Take Swiss private banks Sarasin and Clariden Leu. Although both financial institutions have been in the DIFC since 2005 and 2007 respectively, they opened representative offices in Abu Dhabi in late 2010. Their moves were obviously not a luxury, but a necessity. According to one private banker: “Emirati investors in Abu Dhabi do not spend much time talking to you if you do not run an office in the UAE capital.”
Different stages of development
Islamic banking is likewise a necessity for any bank which aims to position itself strategically not only in Dubai, Doha and Riyadh but also in North Africa. Banks in post-revolutionary Egypt and Tunisia have taken steps to rival their peers in the Gulf region. But while the former states are more keen on developing Islamic retail banking in order to help SMEs to get on their feet, the GCC’s Islamic finance industry is miles ahead.
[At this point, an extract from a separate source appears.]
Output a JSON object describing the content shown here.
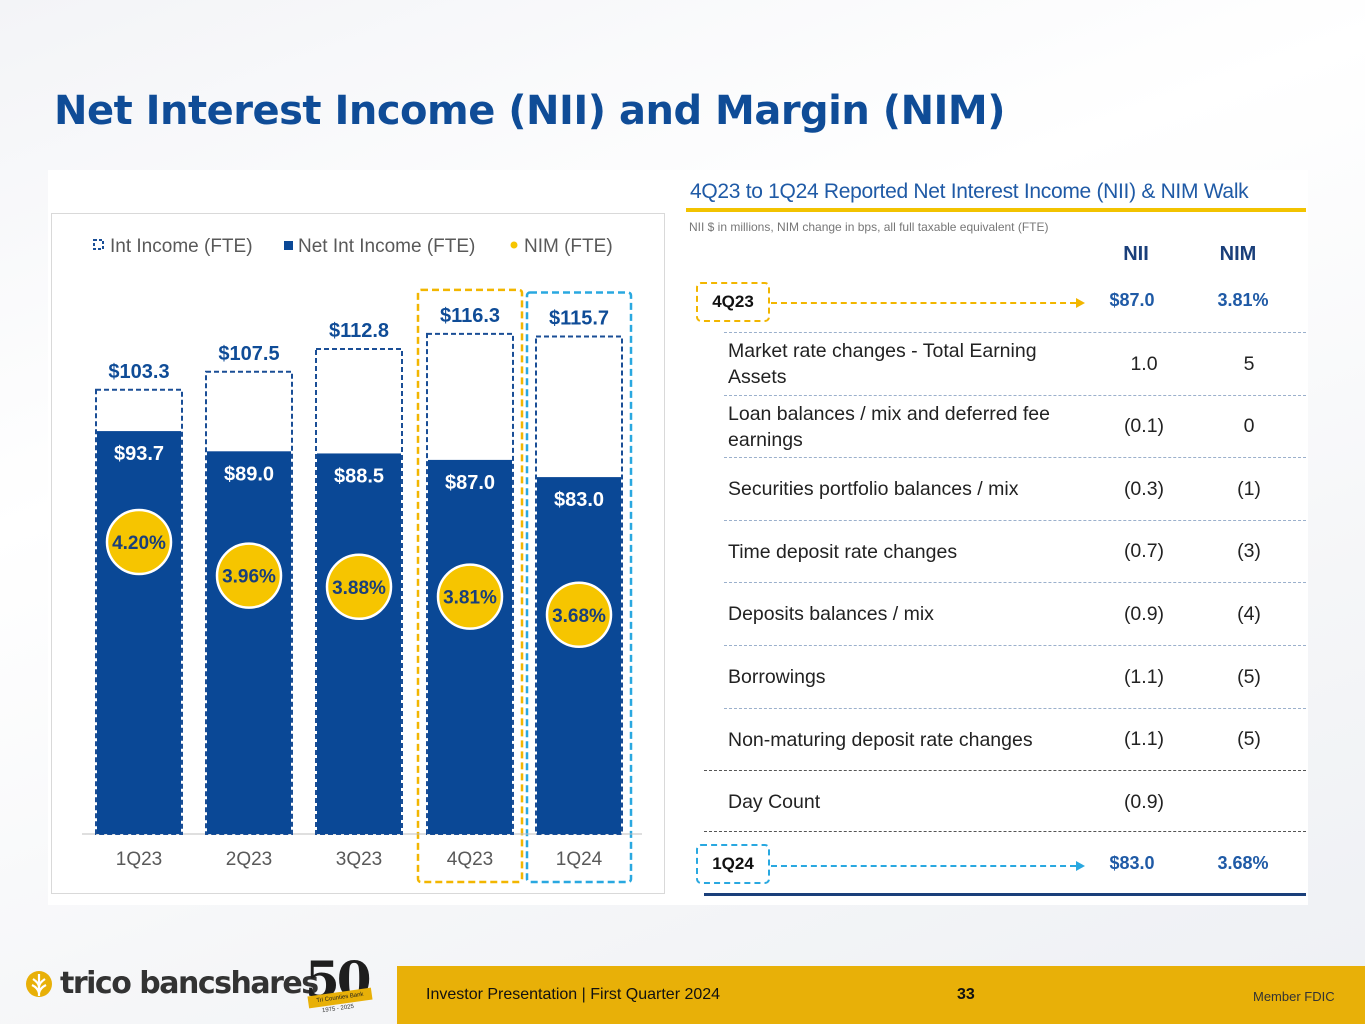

Wealth management in line with Shari’ah is considered the “missing link” between Islamic Corporate Banking and Islamic Retail Banking.
Islamic Wealth management is mushrooming in the UAE. Barclays Bank Middle East has recently obtained a licence to operate an Islamic window within their branch in the DIFC. RBS Coutts, the private banking arm of the Royal Bank of Scotland announced last week that it has applied for a banking license to operate the DIFC and is aiming to hire 40 relationship managers by 2015.
“Basle” does not stand solely for regulation
According to Syrian-born Fares Mourad, Managing Director and Head of Islamic Finance at Swiss private bank Sarasin, which operates in the Gulf region in a joint venture with Alpen Capital: “Sarasin is currently the only private bank in Europe that offers customized solutions for cases which had been almost set under a taboo in the Islamic world, such as complex heritage cases or international real estate management and its related tax management.”
Gary Dugan, the Chief Investment Officer Private Banking at Emirates NBD, says that for Arab HNWI “there is no reason any more to fly out money to Switzerland, since Dubai has proven during the Arab Spring that it is a safe harbour within the Middle East”. Dugan adds: “Our booking centres in Dubai, London and Singapore prove that we are well established in the world centres of Islamic Finance.”
But for conventional banks the scope has shrunk and expanded at the same time. While Qatar does not allow conventional banks to offer Islamic banking any more, Oman’s Sultan Qaboos has allowed Islamic Finance in a decree earlier this year. Sarasin-Alpen acted fast to obtain a licence to offer Shari’ah-finance. But there is competition: HSBC Amanah, the UAE’s local Falcon Private Bank in Abu Dhabi and Geneva-based Pictet also offer customised Shari’ah-compliant solutions. The pieces in the Islamic Wealth Management jigsaw are yet to be set.